Forty years ago, Sarah Cassidy attended Migawoc Girls’ Camp in midcoast Maine where she befriended Myra Huggard, the camp’s crotchety neighbor. Migawoc is gone now, its land sold off for house lots, but when the elderly couple who ran the place invite Sarah to spend the summer in Maine she jumps at the chance to escape her recent divorce and get out on the water in Owl, the camp’s old sailboat. Myra Sarah’s vacation turns lethal when she discovers that Myra has been murdered, and nearly everyone seems to have a motive. When Sarah and Oliver Wendell, a reclusive boatbuilder who is helping her fix up Owl, start asking the wrong questions, they find themselves being stalked by a killer. To solve the mystery, Sarah must reexamine her childhood relationship with Myra, struggling to separate reality from illusion, while also dealing with her troublesome ex-husband and a would-be suitor whose interest may have more to do with murder than romance.

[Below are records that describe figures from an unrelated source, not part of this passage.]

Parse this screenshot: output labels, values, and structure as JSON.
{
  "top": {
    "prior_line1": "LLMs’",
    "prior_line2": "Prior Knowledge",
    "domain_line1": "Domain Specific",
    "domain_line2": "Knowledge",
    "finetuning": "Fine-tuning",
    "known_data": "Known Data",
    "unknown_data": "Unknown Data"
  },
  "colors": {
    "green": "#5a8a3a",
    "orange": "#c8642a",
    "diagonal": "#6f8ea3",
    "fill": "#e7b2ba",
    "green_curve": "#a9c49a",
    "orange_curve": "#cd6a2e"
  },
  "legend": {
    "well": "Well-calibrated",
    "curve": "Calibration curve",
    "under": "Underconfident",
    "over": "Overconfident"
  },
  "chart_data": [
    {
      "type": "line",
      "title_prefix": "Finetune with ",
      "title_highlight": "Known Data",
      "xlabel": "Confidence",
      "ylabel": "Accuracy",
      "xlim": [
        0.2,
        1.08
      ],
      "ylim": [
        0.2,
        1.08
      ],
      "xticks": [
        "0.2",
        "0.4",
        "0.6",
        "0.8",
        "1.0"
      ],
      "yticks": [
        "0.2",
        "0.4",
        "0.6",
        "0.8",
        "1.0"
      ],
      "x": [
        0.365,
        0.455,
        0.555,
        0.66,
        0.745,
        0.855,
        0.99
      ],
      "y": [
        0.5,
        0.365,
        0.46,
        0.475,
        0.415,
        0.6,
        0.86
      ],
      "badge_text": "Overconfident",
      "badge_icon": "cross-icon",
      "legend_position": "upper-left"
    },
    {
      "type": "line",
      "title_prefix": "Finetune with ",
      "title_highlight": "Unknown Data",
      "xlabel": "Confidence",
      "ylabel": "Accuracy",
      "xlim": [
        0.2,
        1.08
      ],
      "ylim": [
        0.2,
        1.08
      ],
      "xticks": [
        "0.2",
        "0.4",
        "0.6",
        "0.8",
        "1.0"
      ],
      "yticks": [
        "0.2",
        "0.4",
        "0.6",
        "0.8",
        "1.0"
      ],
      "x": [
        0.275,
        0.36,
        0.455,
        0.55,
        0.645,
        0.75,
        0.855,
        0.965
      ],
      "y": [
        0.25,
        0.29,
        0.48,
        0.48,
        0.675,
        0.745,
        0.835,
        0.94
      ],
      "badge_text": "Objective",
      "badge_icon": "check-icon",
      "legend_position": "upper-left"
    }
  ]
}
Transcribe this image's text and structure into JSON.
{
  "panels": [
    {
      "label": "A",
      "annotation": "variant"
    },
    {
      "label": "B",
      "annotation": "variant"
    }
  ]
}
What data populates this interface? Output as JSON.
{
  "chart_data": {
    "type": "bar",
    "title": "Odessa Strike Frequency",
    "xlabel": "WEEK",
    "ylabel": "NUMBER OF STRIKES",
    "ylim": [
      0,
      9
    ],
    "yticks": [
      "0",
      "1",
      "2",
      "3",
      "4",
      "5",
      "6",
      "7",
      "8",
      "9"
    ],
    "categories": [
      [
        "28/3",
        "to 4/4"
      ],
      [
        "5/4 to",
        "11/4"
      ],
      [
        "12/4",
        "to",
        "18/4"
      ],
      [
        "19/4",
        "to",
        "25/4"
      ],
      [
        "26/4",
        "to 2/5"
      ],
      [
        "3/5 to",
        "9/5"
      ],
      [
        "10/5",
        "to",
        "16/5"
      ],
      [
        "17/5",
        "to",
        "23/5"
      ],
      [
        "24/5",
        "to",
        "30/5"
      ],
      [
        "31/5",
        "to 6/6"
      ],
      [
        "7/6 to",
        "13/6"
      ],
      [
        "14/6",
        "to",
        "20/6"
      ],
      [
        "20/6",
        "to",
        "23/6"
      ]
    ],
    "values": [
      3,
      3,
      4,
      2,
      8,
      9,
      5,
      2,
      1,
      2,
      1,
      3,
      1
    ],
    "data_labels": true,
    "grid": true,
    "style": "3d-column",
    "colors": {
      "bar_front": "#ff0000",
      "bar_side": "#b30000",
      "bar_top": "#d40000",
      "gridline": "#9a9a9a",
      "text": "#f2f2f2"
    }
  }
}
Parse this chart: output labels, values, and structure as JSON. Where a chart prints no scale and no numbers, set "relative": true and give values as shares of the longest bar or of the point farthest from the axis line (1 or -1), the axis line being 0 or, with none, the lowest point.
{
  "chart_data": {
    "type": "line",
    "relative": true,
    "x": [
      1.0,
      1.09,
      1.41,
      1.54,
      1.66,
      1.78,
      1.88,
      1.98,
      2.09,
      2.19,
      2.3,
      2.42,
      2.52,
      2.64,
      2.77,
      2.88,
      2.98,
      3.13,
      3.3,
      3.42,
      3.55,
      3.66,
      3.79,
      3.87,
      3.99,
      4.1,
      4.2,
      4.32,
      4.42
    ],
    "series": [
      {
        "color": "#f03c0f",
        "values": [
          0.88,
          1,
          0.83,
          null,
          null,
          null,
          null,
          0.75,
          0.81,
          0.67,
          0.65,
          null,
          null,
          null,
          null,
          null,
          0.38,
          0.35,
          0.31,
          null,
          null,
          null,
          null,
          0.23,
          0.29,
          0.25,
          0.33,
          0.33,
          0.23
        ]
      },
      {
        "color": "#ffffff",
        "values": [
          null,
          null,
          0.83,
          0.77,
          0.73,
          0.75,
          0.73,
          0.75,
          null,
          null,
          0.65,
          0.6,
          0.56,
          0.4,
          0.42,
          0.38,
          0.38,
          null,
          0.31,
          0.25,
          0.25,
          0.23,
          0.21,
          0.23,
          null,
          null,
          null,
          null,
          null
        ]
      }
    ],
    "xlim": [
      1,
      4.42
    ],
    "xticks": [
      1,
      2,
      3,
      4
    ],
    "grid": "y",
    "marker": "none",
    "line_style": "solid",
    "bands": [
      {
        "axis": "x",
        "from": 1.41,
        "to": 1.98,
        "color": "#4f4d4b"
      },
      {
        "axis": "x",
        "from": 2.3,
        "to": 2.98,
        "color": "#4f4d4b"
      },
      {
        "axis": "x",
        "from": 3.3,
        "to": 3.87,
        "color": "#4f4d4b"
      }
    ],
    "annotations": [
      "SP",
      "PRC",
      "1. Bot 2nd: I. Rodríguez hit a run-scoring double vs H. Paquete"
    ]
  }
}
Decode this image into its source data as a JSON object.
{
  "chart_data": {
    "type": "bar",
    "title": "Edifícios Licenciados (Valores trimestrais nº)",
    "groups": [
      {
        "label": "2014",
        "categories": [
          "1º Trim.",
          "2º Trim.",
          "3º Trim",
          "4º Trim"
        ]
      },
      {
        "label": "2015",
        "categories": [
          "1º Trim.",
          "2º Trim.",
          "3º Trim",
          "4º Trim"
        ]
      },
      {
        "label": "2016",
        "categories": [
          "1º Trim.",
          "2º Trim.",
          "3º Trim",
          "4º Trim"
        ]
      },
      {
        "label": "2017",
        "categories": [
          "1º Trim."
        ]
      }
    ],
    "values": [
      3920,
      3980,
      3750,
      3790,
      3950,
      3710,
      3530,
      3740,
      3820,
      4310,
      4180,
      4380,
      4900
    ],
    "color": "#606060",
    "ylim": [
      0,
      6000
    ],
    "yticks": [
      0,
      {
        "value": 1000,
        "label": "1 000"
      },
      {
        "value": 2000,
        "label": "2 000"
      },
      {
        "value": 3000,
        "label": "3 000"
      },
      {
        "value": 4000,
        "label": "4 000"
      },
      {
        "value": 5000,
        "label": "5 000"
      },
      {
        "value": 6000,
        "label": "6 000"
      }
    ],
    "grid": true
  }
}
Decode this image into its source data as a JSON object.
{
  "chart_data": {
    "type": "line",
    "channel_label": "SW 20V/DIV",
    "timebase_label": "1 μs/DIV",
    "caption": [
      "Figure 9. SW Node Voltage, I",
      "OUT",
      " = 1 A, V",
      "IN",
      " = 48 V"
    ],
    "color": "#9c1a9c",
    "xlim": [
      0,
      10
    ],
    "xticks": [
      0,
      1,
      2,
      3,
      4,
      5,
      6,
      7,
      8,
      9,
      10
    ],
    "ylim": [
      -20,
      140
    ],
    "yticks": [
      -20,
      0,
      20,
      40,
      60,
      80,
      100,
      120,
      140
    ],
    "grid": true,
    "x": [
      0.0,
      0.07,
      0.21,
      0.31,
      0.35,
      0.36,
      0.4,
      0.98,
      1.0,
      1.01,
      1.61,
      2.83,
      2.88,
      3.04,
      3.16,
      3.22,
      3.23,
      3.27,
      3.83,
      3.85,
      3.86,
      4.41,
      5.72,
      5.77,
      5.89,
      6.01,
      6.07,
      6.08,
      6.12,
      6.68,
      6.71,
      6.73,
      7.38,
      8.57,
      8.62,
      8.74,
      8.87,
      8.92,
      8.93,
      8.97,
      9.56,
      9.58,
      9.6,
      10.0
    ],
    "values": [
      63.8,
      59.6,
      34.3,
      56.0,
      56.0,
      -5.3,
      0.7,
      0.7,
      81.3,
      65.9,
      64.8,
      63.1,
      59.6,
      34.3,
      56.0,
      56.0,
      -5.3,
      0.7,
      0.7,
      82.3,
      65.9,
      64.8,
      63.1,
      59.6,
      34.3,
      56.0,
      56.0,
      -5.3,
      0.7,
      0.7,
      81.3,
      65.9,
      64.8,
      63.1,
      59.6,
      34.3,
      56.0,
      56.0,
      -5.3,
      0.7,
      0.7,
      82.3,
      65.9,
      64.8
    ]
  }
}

A book about very modern problems in this part of Maine. People move up to Maine because they love the scenery and the feeling of the place, but it is ruined by the number of people going up because they love it. New money is warring with the people who have been there for generations but usually don't have much money. It doesn't usually end up in murder in real life but what is the fun of that in a mystery. It goes a bit slow in places.
Recommend for light mystery readers. Surprise at end keeps reader guessing about what might have happened when main character was visiting for summer camp, never to return until decades later.